This week has been Sunshine Week, a time to once again reflect on the importance of transparency in government’s dealings, especially when it comes to how taxpayer dollars are used.
On the whole, we don’t find much fault with our local city councils, school districts or county government. In fact, there have been two recent examples where the will of the people prevailed over what might have been an opposite outcome were it not for transparency and accountability.
Last May when Porterville City Council was considering adopting a resolution supporting the Federal government in its lawsuit against California regarding SB 54 — the “Sanctuary State” Bill — a large demonstration was held in front of City Hall preceding the meeting, and more than 20 community members spoke out against the resolution during public comment.

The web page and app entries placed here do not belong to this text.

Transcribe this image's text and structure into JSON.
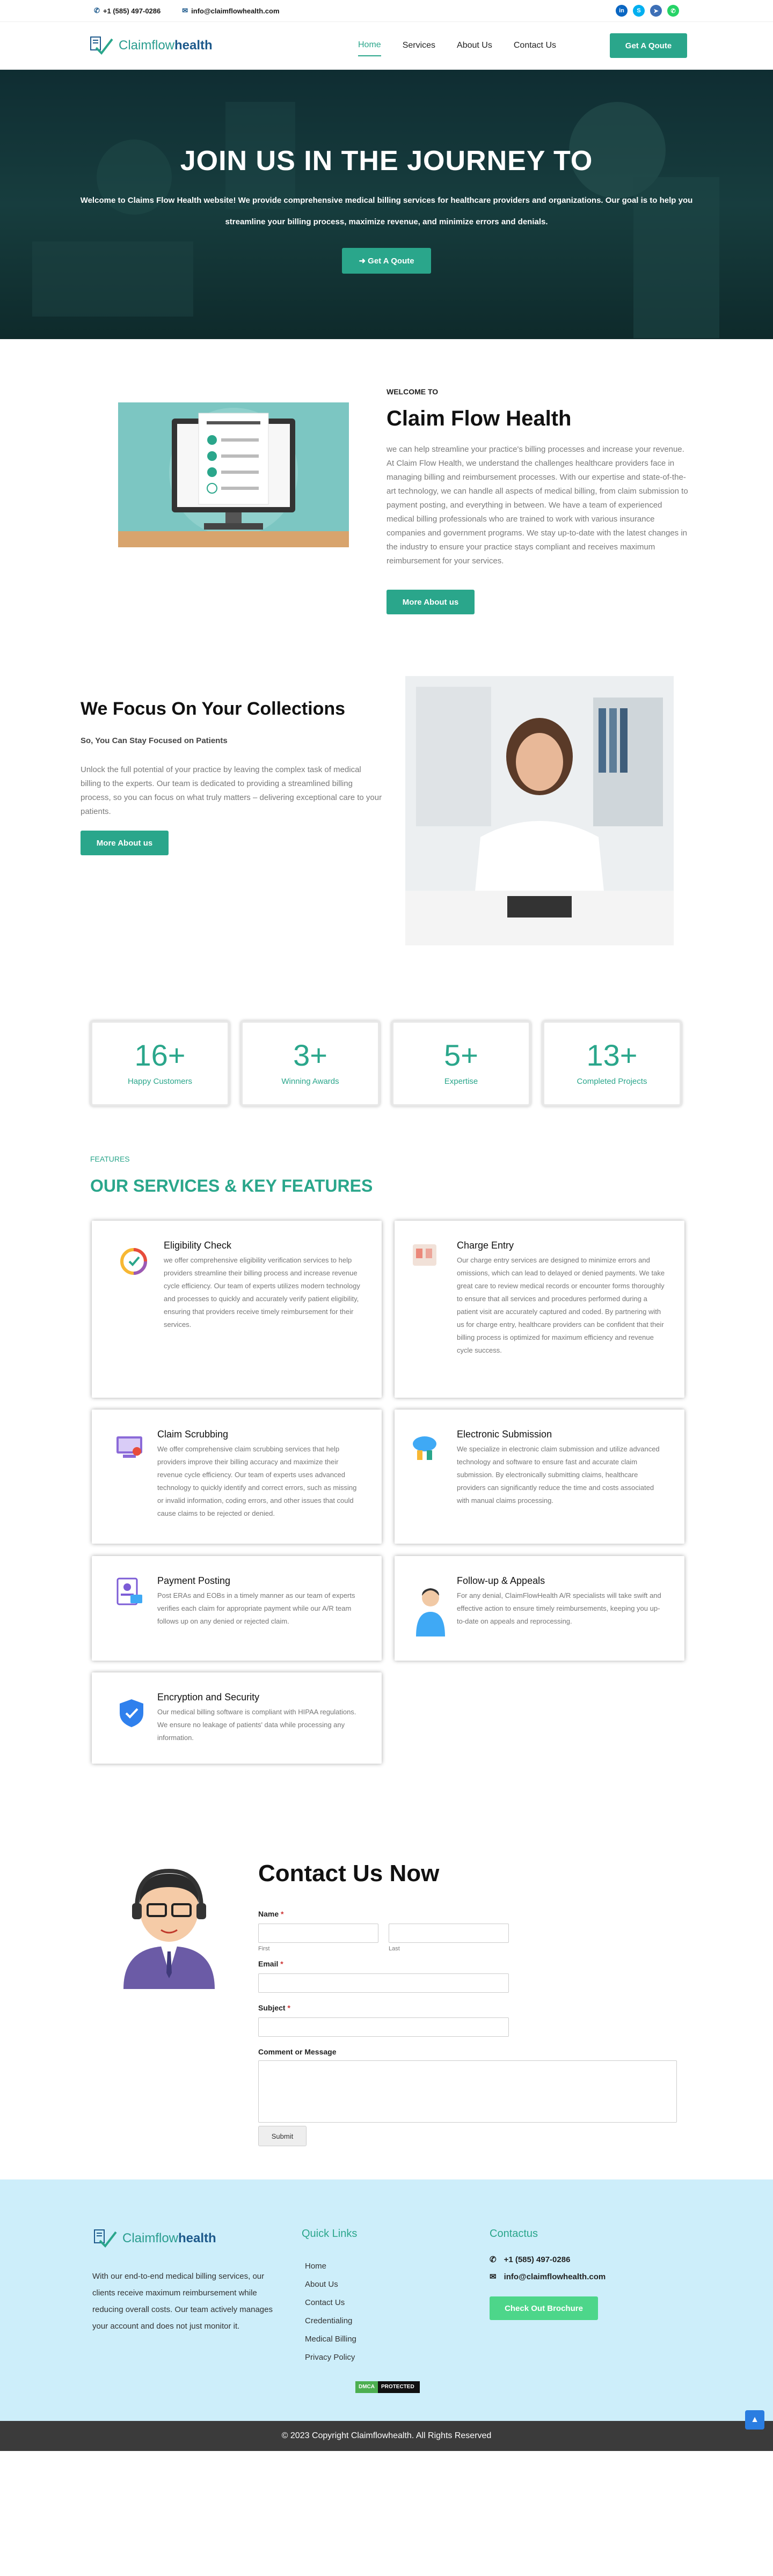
{
  "topbar": {
    "phone": "+1 (585) 497-0286",
    "email": "info@claimflowhealth.com",
    "social": [
      {
        "name": "linkedin-icon",
        "glyph": "in",
        "color": "#0a66c2"
      },
      {
        "name": "skype-icon",
        "glyph": "S",
        "color": "#00aff0"
      },
      {
        "name": "telegram-icon",
        "glyph": "➤",
        "color": "#3d6fb6"
      },
      {
        "name": "whatsapp-icon",
        "glyph": "✆",
        "color": "#25d366"
      }
    ]
  },
  "nav": {
    "logo_a": "Claimflow",
    "logo_b": "health",
    "items": [
      "Home",
      "Services",
      "About Us",
      "Contact Us"
    ],
    "cta": "Get A Qoute"
  },
  "hero": {
    "title": "JOIN US IN THE JOURNEY TO",
    "text": "Welcome to Claims Flow Health website! We provide comprehensive medical billing services for healthcare providers and organizations. Our goal is to help you streamline your billing process, maximize revenue, and minimize errors and denials.",
    "button": "➜ Get A Qoute"
  },
  "about": {
    "small": "WELCOME TO",
    "title": "Claim Flow Health",
    "text": "we can help streamline your practice's billing processes and increase your revenue. At Claim Flow Health, we understand the challenges healthcare providers face in managing billing and reimbursement processes. With our expertise and state-of-the-art technology, we can handle all aspects of medical billing, from claim submission to payment posting, and everything in between. We have a team of experienced medical billing professionals who are trained to work with various insurance companies and government programs. We stay up-to-date with the latest changes in the industry to ensure your practice stays compliant and receives maximum reimbursement for your services.",
    "button": "More About us"
  },
  "focus": {
    "title": "We Focus On Your Collections",
    "sub": "So, You Can Stay Focused on Patients",
    "text": "Unlock the full potential of your practice by leaving the complex task of medical billing to the experts. Our team is dedicated to providing a streamlined billing process, so you can focus on what truly matters – delivering exceptional care to your patients.",
    "button": "More About us"
  },
  "stats": [
    {
      "n": "16+",
      "l": "Happy Customers"
    },
    {
      "n": "3+",
      "l": "Winning Awards"
    },
    {
      "n": "5+",
      "l": "Expertise"
    },
    {
      "n": "13+",
      "l": "Completed Projects"
    }
  ],
  "services": {
    "tag": "FEATURES",
    "title": "OUR SERVICES & KEY FEATURES",
    "cards": [
      {
        "title": "Eligibility Check",
        "text": "we offer comprehensive eligibility verification services to help providers streamline their billing process and increase revenue cycle efficiency. Our team of experts utilizes modern technology and processes to quickly and accurately verify patient eligibility, ensuring that providers receive timely reimbursement for their services."
      },
      {
        "title": "Charge Entry",
        "text": "Our charge entry services are designed to minimize errors and omissions, which can lead to delayed or denied payments. We take great care to review medical records or encounter forms thoroughly to ensure that all services and procedures performed during a patient visit are accurately captured and coded. By partnering with us for charge entry, healthcare providers can be confident that their billing process is optimized for maximum efficiency and revenue cycle success."
      },
      {
        "title": "Claim Scrubbing",
        "text": "We offer comprehensive claim scrubbing services that help providers improve their billing accuracy and maximize their revenue cycle efficiency. Our team of experts uses advanced technology to quickly identify and correct errors, such as missing or invalid information, coding errors, and other issues that could cause claims to be rejected or denied."
      },
      {
        "title": "Electronic Submission",
        "text": "We specialize in electronic claim submission and utilize advanced technology and software to ensure fast and accurate claim submission. By electronically submitting claims, healthcare providers can significantly reduce the time and costs associated with manual claims processing."
      },
      {
        "title": "Payment Posting",
        "text": "Post ERAs and EOBs in a timely manner as our team of experts verifies each claim for appropriate payment while our A/R team follows up on any denied or rejected claim."
      },
      {
        "title": "Follow-up & Appeals",
        "text": "For any denial, ClaimFlowHealth A/R specialists will take swift and effective action to ensure timely reimbursements, keeping you up-to-date on appeals and reprocessing."
      },
      {
        "title": "Encryption and Security",
        "text": "Our medical billing software is compliant with HIPAA regulations. We ensure no leakage of patients' data while processing any information."
      }
    ]
  },
  "contact": {
    "title": "Contact Us Now",
    "name_label": "Name",
    "first": "First",
    "last": "Last",
    "email_label": "Email",
    "subject_label": "Subject",
    "comment_label": "Comment or Message",
    "required": "*",
    "submit": "Submit"
  },
  "footer": {
    "logo_a": "Claimflow",
    "logo_b": "health",
    "desc": "With our end-to-end medical billing services, our clients receive maximum reimbursement while reducing overall costs. Our team actively manages your account and does not just monitor it.",
    "links_title": "Quick Links",
    "links": [
      "Home",
      "About Us",
      "Contact Us",
      "Credentialing",
      "Medical Billing",
      "Privacy Policy"
    ],
    "contact_title": "Contactus",
    "phone": "+1 (585) 497-0286",
    "email": "info@claimflowhealth.com",
    "brochure": "Check Out Brochure",
    "badge_a": "DMCA",
    "badge_b": "PROTECTED",
    "copyright": "© 2023 Copyright Claimflowhealth. All Rights Reserved"
  }
}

In the end the resolution was voted down, and many feel that public response had a great deal to do with it.
The Council chambers in Lindsay have been packed in recent meetings as residents have been paying close attention to the City’s ongoing disagreement with the Chamber of Commerce regarding how the Friday Night Market is being operated. The City wants a change of location and a new operator for the market, but pushback from the community has been significant, with most dissenting voices saying they like the market at its current location. That matter is still being resolved.
In both these cases, the outcome may have been inconsistent with the wishes of residents if we didn’t have the assurance of a seat at the table and a voice in the conversation on how our communities are run.
That assurance comes from laws like the Sunshine Act of 1976, which requires that Federal agencies made up of governing bodies conduct their meetings open to public observation.
Members of the press rely heavily on this assurance to observe such meetings and report to their community, but newspapers across the country are currently facing the huge challenge of trying to deliver such news effectively with dwindling subscription rates and thousands of journalists leaving the industry in recent years.
Despite challenges, we here at the Recorder are encouraged to see the concept of “government by the people, for the people” embodied in these two recent examples. We will continue to ensure that the “sun shines” on our local government agencies with our coverage, and we encourage community members to pick up a paper and read about what they are doing — you might just learn about something you take exception with and want to speak up about it.
It is everyone’s duty — not just the media’s — to hold our governments accountable and to ensure what they do is for the people and by the people.